Schild mit Rauch- und Feuerverbot in der Nähe der Gedenkstätte für die Opfer der Brände vom Juni 2017 / Matilde Fieschi

Die Organisation hat eine kleine Ausstellung mit verformten Gegenständen eingerichtet, die durch die Auswirkungen des Feuers unkenntlich geworden sind: eine gesprenkelte Keramiktasse, ein Stück Stahl, das zu einem Auto gehörte, eine Brille… Ganz oben erinnert ein Wandbild an alle Opfer mit ihren Namen und Vornamen. Duarte hat den Finger auf eine gelegt: Bianca Antunes Henriques. Er war drei Jahre alt und starb in Nordeirinho bei dem Versuch, mit seiner Großmutter dem Feuer zu entkommen. Sie war das einzige Mädchen im Dorf.
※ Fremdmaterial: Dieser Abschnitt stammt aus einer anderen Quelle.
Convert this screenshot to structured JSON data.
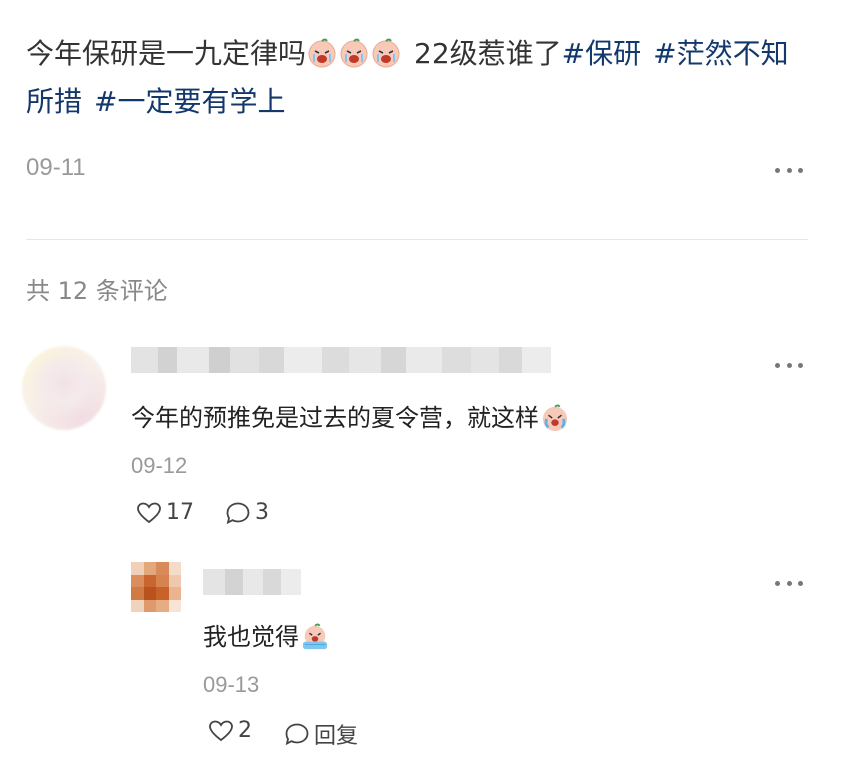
{
  "post": {
    "text_main": "今年保研是一九定律吗",
    "text_after_emoji": "22级惹谁了",
    "tags": [
      "#保研",
      "#茫然不知所措",
      "#一定要有学上"
    ],
    "emoji_name": "crying-face-emoji",
    "date": "09-11"
  },
  "comments_header": {
    "label": "共 12 条评论"
  },
  "comment1": {
    "text": "今年的预推免是过去的夏令营，就这样",
    "emoji_name": "crying-face-emoji",
    "date": "09-12",
    "likes": "17",
    "replies": "3"
  },
  "reply1": {
    "text": "我也觉得",
    "emoji_name": "crying-face-emoji",
    "date": "09-13",
    "likes": "2",
    "reply_label": "回复"
  },
  "colors": {
    "tag": "#13386c",
    "muted": "#999999",
    "text": "#333333"
  }
}
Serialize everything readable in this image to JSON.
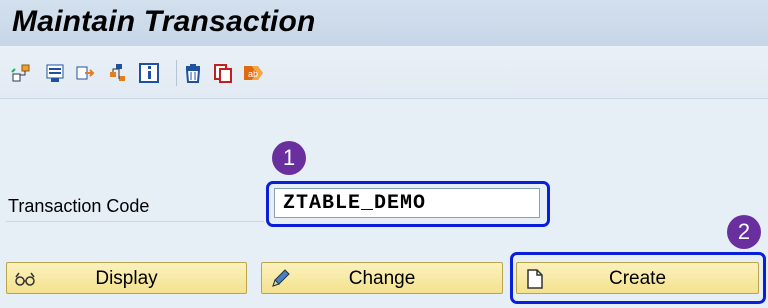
{
  "window": {
    "title": "Maintain Transaction"
  },
  "toolbar": {
    "icons": [
      "hierarchy-icon",
      "display-object-list-icon",
      "where-used-icon",
      "object-tree-icon",
      "info-icon",
      "delete-icon",
      "copy-icon",
      "rename-icon"
    ]
  },
  "form": {
    "transaction_label": "Transaction Code",
    "transaction_value": "ZTABLE_DEMO"
  },
  "annotations": {
    "step1": "1",
    "step2": "2"
  },
  "buttons": {
    "display": "Display",
    "change": "Change",
    "create": "Create"
  },
  "colors": {
    "highlight": "#0a1fd8",
    "badge": "#6a2f9e",
    "button": "#f4e28f"
  }
}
„Wir haben dies eingerichtet, um das Andenken an die Menschen zu bewahren, die gestorben sind. Um die Staaten daran zu erinnern, dass sie vorbereitet sein müssen, denn wir, die Bürger, vertrauen darauf, dass sie uns beschützen“, verkündet er, bevor ihm wieder die Tränen in die Augen schießen. Die Schuldgefühle der Zurückgebliebenen und das „Warum waren nicht wir es, sondern sie“ halten ihn nachts immer noch wach.